Take the many retail landlords who claim to have developed mobile apps. Such apps can help shoppers find items they want in a shopping centre’s stores. The customer is expected to go to a shopping centre, then go online and search for the store’s clothes, before leaving the app to buy the clothes in the real world. It does not take a genius to know that if someone is looking at clothes on their phone, they can, and probably will, also buy the clothes on their phone.
Landlords also argue that we need shops to return the things we foolishly bought online after seeing only a picture of them. Clothes that, perhaps, we did not traipse over to a shopping centre to try on. One problem for the landlords is that people can use the postal service to return their goods without ever entering the shop. If the item was ordered online and arrived by post, it can be returned by post too. There are now few people who order something online and then visit an actual shop to return it. There are even a growing number of return outlets, run by companies such as Collect+, where retailers can offer a returns service without needing a full store of their own.

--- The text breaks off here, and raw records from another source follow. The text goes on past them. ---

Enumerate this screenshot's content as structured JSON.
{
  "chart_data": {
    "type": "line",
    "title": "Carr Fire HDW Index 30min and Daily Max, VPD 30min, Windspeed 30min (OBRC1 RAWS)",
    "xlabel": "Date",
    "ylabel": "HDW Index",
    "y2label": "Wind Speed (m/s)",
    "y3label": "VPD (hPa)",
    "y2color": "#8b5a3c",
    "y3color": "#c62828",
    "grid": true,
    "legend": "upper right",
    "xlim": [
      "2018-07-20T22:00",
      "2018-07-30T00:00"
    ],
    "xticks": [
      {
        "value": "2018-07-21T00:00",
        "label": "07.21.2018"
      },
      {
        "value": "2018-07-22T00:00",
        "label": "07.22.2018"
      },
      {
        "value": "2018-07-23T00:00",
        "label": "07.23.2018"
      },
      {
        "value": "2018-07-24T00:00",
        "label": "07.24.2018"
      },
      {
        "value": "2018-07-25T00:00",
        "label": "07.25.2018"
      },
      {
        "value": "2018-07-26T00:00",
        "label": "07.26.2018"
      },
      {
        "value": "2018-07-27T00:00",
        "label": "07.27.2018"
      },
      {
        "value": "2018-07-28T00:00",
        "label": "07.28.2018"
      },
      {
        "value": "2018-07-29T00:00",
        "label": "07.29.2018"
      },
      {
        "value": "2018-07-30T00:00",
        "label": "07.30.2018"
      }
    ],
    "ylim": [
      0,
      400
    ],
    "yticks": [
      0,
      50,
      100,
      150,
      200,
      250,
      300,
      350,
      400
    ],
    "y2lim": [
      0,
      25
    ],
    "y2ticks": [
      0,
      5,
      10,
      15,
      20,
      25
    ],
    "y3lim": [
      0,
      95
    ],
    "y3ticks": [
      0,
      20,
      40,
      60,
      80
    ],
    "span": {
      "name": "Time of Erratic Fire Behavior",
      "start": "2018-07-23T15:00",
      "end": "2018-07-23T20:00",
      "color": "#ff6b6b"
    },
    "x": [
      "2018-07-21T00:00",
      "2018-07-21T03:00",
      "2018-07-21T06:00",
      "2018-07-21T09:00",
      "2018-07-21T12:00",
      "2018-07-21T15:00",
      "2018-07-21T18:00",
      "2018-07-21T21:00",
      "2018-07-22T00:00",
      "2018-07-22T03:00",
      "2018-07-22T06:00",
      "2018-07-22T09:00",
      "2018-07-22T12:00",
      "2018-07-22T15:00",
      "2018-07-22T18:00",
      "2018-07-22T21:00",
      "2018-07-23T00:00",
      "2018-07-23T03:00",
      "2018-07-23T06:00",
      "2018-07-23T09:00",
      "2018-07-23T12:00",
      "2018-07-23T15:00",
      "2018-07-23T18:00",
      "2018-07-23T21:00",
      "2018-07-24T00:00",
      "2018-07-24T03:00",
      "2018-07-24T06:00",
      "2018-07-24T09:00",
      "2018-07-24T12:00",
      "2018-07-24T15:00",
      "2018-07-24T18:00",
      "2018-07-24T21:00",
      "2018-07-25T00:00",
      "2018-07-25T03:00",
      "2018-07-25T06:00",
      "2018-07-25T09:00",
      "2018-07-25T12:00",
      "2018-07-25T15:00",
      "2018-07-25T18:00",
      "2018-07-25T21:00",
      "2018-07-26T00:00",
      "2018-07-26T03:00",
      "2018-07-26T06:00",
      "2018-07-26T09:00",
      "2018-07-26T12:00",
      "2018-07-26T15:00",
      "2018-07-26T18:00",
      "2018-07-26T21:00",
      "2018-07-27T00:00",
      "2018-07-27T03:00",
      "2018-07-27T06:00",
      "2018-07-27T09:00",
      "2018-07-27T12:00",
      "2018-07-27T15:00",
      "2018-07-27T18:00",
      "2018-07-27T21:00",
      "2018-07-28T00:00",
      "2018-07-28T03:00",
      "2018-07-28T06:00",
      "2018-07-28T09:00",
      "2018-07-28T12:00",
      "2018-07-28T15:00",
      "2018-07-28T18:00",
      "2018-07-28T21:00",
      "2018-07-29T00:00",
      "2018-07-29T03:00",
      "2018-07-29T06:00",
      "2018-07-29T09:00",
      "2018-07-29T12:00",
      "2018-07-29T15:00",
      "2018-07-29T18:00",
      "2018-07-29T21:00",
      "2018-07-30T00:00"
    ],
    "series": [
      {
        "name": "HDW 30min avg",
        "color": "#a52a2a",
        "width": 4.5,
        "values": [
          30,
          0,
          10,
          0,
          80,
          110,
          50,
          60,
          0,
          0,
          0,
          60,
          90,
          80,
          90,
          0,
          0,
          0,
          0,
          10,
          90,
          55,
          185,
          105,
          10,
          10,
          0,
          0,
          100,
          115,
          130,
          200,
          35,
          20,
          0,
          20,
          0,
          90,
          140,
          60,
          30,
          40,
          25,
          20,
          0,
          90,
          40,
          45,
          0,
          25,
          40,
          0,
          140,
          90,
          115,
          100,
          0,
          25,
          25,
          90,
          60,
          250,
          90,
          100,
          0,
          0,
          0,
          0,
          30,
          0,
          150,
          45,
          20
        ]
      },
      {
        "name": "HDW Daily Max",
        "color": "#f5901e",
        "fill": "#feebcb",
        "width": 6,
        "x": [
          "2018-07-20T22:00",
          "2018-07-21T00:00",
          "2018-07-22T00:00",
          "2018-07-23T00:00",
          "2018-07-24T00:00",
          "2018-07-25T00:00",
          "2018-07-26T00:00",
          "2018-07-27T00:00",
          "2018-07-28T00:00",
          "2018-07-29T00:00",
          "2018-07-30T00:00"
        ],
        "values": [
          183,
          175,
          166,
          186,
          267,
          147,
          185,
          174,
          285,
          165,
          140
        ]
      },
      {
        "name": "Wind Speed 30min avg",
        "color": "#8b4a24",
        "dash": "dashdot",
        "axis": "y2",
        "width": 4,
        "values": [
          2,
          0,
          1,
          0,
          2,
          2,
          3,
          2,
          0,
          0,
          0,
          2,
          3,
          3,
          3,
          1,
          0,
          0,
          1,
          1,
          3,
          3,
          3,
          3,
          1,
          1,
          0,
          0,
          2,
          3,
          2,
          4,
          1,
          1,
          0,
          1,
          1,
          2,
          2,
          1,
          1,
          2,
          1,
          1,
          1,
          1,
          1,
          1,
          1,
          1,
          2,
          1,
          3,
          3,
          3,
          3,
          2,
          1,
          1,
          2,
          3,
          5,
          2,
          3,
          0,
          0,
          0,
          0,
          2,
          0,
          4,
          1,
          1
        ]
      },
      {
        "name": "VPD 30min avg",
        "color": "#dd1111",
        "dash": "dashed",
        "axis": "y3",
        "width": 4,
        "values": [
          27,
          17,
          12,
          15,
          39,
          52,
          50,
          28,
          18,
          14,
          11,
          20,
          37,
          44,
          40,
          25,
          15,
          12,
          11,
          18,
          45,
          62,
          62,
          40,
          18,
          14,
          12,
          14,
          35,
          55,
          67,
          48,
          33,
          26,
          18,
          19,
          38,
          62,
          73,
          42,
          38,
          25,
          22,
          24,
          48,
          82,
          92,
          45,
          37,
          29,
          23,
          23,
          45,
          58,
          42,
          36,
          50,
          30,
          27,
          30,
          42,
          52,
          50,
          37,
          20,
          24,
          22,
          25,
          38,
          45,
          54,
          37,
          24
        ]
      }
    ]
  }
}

To make matters worse for retailers, lots of offices, which many of us commute to every day, have both changing rooms and the ability to receive post. The clothes are delivered to the office post room (often conveniently located near the changing room) and tried on. If they do not fit or are not liked, they are put straight back into their bag and taken to the post room. Nobody even leaves the building.
Even the argument, usually delivered with zeal, that shopping is fun because we are social animals, is losing its shine.
I am sure lots of people like visiting shops, but for others it is, and always has been, a chore. The idea of having to use up free time to wander around a sterile, overly lit cavern does not appeal. A busy UK shopping destination such as Oxford Street can be an awful scrum, saved only by its proximity to lively Soho, which provides an easy escape route.
For listed landlords, defensive consolidation had looked like an answer to tough trading conditions. However last month, Hammerson, owner of the Bullring shopping centre in Birmingham, walked away from its high profile acquisition of UK rival Intu, while European giant Klépierre has been frustrated in its attempt to buy Hammerson. But Unibail-Rodamco, another French landlord, was recently successful in buying Australia’s Westfield.
Brookfield, the Canadian private equity group, has other plans. In its attempts to buy one of the largest US shopping mall owners, GGP, it is candid about plans to build residential property on the spare land around the shopping centre. Some of the retail space could also be converted to other uses, such as homes or offices. It seems that, increasingly, even investors that buy large amounts of retail property are doing so to repurpose it.
As the millennial generation, which famously loves the internet, seizes a growing proportion of overall consumer spending, other retail landlords may need to follow suit.